Ein neues Deutschland (ist das dann noch Deutschland?), das keineswegs positiv konnotiert ist und mit dem alten nichts zu tun hat, steht bereit. Dargestellt wird dies u. a. durch die mit Goldketten behangene Germania-Rapperin. Mit Schäferhunden – den „deutschen“ Hunden schlechthin, gezähmt und an die Leine gelegt – und gedeckt von der Polizei (dem Polizeistaat?) schreitet sie lasziv auf den Betrachter zu.
Kein „Right or Wrong – My Country“
Nicht zuletzt beim Gesang bleiben die Fragen offen, welches Deutschland Lindemann denn nicht lieben kann. Ist es das gesamte Deutschland? Oder das Deutschland der dargestellten finsteren Kapitel der Geschichte?
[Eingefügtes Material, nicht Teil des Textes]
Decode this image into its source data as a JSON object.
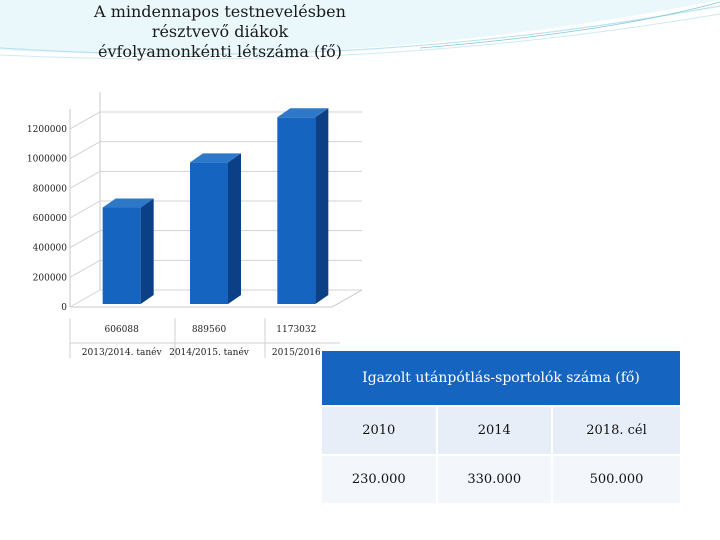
{
  "chart_data": {
    "type": "bar",
    "title": "A mindennapos testnevelésben résztvevő diákok évfolyamonkénti létszáma (fő)",
    "title_lines": [
      "A mindennapos testnevelésben",
      "résztvevő diákok",
      "évfolyamonkénti létszáma (fő)"
    ],
    "categories": [
      "2013/2014. tanév",
      "2014/2015. tanév",
      "2015/2016"
    ],
    "values": [
      606088,
      889560,
      1173032
    ],
    "value_labels": [
      "606088",
      "889560",
      "1173032"
    ],
    "y_ticks": [
      "0",
      "200000",
      "400000",
      "600000",
      "800000",
      "1000000",
      "1200000"
    ],
    "ylim": [
      0,
      1200000
    ],
    "grid": true,
    "bar_color": "#1565c0",
    "bar_side_color": "#0b3f86",
    "bar_top_color": "#2d78c8"
  },
  "table": {
    "title": "Igazolt utánpótlás-sportolók száma (fő)",
    "years": [
      "2010",
      "2014",
      "2018. cél"
    ],
    "values": [
      "230.000",
      "330.000",
      "500.000"
    ],
    "header_color": "#1565c0"
  }
}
Ist es das sich neu entwickelnde Deutschland, mit der neuen „Germania“ als Identifikationsfigur?
Eine grundsätzliche Sympathie und ein sich Identifizierenwollen lassen sich in jedem Fall herauslesen. Nicht zuletzt ist es auch typisch deutsch sich immer wieder ambivalent zu seinem eigenen Land zu verhalten und ihm eben keine unbedingte Liebe entgegenbringen zu können.
Insgesamt bleiben mehr Fragen offen oder sind noch nicht gestellt worden. Kann die parallele Darstellung der Hinrichtung von KZ-Insassen und des Starts der V2-Raketen auf die Parallelität von Barbarei und Moderne im Nationalsozialismus gelesen werden? Welche Bedeutung hat die Wurst- Bier- und Sauerkraut-Orgie als absoluter Übertreibung des deutschen Klischee-Essens, die die Mönche auf oder aus der Germania feiern? Und ist die Anfangsmelodie bewußt als Referenz an Anne Clarks Stück „Our Darkness“ (Zitate, natürlich völlig aus dem Zusammenhang gerissen: „But there’s no room for ideals in this mechanical place“, „Do you think our desires still burn“, There has to be passion, A passion for living, surviving“) gewählt?
Die Freiheit, sich die eigene Deutung zu suchen
Rammstein überlassen es am Ende dem Zuschauer / -hörer, was er aus dem Stück machen möchte. Mit Sicherheit ist das auch finanziell ein sehr einträgliches Konzept, weil es letztlich kaum jemanden verschreckt und jeder sich freuen kann, dass Rammstein genau seine Vorstellungen bedienen. In Zeiten, in denen Künstler sich vor allem durch klare Botschaften und Haltungen auszuzeichnen haben, darf man sich über genau diese Freiheit aber auch etwas freuen.